Steven Johnson then showed that it’s also applicable to science, culture, and technology. The core of the idea: People arrive at the best new ideas when they combine prior (adjacent) ideas in new ways. Most combinations fail; a few succeed spectacularly. Therefore, the adjacent possible is the target of successful exploration and expansion.
Going back to schemata, those all important building blocks of your cognition, how do adjacencies connect with that? A multidisciplinary education, is like exploring the adjacent blocks around our current knowledge. It exposes our minds to an array of experiences and knowledge. It allows us to build both depth and width in our cognition skills, in our schema. Multidisciplinary learning helps you build up your schema. It enhances your field of experience. The more ideas circulate, the more they’ll collide in new ways to generate new things. As they combine, these seemingly small ideas become big. Going forward: the more you know, the easier it is to know more.

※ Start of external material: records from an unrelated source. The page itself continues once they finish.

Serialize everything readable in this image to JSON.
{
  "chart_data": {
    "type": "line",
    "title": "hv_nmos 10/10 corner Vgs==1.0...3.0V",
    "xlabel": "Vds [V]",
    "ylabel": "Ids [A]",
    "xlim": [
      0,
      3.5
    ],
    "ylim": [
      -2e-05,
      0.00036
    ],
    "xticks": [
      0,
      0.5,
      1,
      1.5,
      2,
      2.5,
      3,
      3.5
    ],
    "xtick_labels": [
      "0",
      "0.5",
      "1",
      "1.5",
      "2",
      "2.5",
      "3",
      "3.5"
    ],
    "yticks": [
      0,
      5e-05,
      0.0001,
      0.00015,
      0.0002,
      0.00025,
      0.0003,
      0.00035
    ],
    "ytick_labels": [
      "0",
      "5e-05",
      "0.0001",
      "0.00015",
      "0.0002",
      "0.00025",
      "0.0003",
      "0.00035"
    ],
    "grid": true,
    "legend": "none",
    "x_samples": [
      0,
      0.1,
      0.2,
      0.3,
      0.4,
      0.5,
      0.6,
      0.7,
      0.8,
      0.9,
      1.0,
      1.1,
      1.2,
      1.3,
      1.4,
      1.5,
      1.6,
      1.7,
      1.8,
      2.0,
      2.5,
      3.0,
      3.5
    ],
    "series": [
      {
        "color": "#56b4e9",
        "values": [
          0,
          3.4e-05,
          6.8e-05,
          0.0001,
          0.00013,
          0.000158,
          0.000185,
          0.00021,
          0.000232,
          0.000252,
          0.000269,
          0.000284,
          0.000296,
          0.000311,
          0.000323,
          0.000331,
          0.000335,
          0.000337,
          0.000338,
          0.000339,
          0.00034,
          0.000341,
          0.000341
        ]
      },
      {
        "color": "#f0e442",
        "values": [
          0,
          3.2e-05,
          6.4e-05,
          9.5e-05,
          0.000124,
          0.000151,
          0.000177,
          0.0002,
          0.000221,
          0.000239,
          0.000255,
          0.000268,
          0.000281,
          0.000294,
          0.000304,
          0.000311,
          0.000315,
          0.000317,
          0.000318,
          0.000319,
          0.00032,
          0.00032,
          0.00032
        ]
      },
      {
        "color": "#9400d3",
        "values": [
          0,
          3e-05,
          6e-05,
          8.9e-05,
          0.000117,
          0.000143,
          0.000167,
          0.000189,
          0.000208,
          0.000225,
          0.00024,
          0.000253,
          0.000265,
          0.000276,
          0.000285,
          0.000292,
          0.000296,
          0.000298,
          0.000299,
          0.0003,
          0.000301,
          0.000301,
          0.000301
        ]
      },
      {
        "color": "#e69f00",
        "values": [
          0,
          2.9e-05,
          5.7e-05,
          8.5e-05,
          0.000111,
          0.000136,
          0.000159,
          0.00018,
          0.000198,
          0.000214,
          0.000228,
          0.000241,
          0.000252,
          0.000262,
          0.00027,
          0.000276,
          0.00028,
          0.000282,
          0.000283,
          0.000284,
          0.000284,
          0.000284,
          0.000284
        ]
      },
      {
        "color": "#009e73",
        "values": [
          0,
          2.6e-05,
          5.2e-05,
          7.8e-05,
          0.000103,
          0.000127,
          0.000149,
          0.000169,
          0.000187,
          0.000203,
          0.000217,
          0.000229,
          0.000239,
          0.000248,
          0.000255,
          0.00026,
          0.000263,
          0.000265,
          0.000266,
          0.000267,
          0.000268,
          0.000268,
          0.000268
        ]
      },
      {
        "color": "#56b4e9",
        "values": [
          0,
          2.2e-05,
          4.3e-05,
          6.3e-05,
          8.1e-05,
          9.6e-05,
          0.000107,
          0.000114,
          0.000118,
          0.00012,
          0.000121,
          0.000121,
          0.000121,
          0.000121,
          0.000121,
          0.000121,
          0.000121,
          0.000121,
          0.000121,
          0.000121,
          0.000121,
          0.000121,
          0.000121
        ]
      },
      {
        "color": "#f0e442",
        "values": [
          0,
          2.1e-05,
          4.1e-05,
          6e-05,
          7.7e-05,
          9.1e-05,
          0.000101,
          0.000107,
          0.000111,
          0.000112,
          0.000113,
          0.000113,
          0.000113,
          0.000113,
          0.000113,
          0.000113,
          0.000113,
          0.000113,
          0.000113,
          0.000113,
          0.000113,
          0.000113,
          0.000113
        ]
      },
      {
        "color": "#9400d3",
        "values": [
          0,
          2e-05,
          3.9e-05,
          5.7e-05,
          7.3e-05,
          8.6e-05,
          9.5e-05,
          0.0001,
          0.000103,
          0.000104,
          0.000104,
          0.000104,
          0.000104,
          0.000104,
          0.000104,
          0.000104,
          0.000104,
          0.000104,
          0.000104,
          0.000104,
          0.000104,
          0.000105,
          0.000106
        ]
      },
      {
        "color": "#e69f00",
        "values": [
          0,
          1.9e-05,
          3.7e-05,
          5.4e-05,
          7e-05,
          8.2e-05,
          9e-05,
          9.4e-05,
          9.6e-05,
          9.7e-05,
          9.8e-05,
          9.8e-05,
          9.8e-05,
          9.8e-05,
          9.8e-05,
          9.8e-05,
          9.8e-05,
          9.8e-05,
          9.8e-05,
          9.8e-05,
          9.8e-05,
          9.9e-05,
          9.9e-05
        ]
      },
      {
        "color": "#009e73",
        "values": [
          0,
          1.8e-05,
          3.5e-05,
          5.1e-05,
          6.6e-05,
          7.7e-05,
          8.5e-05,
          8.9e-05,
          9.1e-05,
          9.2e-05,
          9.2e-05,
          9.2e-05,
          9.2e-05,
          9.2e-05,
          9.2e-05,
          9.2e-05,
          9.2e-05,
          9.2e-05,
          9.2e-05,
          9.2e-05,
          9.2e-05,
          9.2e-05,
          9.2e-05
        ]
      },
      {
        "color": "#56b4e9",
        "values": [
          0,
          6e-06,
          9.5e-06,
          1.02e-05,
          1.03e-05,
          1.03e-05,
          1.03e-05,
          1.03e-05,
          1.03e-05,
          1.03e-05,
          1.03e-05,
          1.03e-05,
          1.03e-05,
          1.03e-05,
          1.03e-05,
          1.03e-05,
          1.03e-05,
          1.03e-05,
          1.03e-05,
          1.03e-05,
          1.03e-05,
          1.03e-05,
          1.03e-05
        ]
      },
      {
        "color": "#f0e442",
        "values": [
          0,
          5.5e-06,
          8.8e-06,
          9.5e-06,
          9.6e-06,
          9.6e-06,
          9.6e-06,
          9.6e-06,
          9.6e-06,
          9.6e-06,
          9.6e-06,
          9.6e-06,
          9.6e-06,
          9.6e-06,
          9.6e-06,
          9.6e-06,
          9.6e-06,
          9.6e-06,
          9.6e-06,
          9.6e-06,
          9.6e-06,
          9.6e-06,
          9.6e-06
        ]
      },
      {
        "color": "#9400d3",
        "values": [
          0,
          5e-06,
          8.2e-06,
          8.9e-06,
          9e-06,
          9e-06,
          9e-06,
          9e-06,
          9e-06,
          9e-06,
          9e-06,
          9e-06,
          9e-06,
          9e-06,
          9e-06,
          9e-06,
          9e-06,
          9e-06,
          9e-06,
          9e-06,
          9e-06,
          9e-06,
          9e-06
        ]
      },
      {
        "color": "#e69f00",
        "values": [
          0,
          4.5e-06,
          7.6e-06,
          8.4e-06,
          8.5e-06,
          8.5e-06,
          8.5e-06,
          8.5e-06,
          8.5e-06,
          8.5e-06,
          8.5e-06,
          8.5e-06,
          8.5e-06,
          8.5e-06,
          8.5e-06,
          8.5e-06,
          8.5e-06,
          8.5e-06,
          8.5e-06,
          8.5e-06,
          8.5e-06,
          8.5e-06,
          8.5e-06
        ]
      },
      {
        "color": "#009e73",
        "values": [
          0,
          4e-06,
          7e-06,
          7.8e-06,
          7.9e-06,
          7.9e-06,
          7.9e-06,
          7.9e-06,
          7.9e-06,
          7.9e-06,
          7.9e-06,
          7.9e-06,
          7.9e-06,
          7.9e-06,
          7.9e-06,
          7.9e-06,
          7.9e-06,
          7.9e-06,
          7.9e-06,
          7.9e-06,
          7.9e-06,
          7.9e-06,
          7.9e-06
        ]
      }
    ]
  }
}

With a larger base of the quantity of knowledge, you are increasing the quality of the new knowledge you will acquire. Barriers are removed, the openness of intelligence increases. (It’s essentially like Machine Learning.)
With the coming times, there is a thought-group that can see a fully automated world. This implies fewer and fewer work opportunities for more and more people. You can barely stretch your imagination to see how the world will change. The only way to be better prepared for this, is to learn how to learn. Going backwards: how do we learn? We learn by preparing our minds with a rich, rich schema of multidisciplinary education.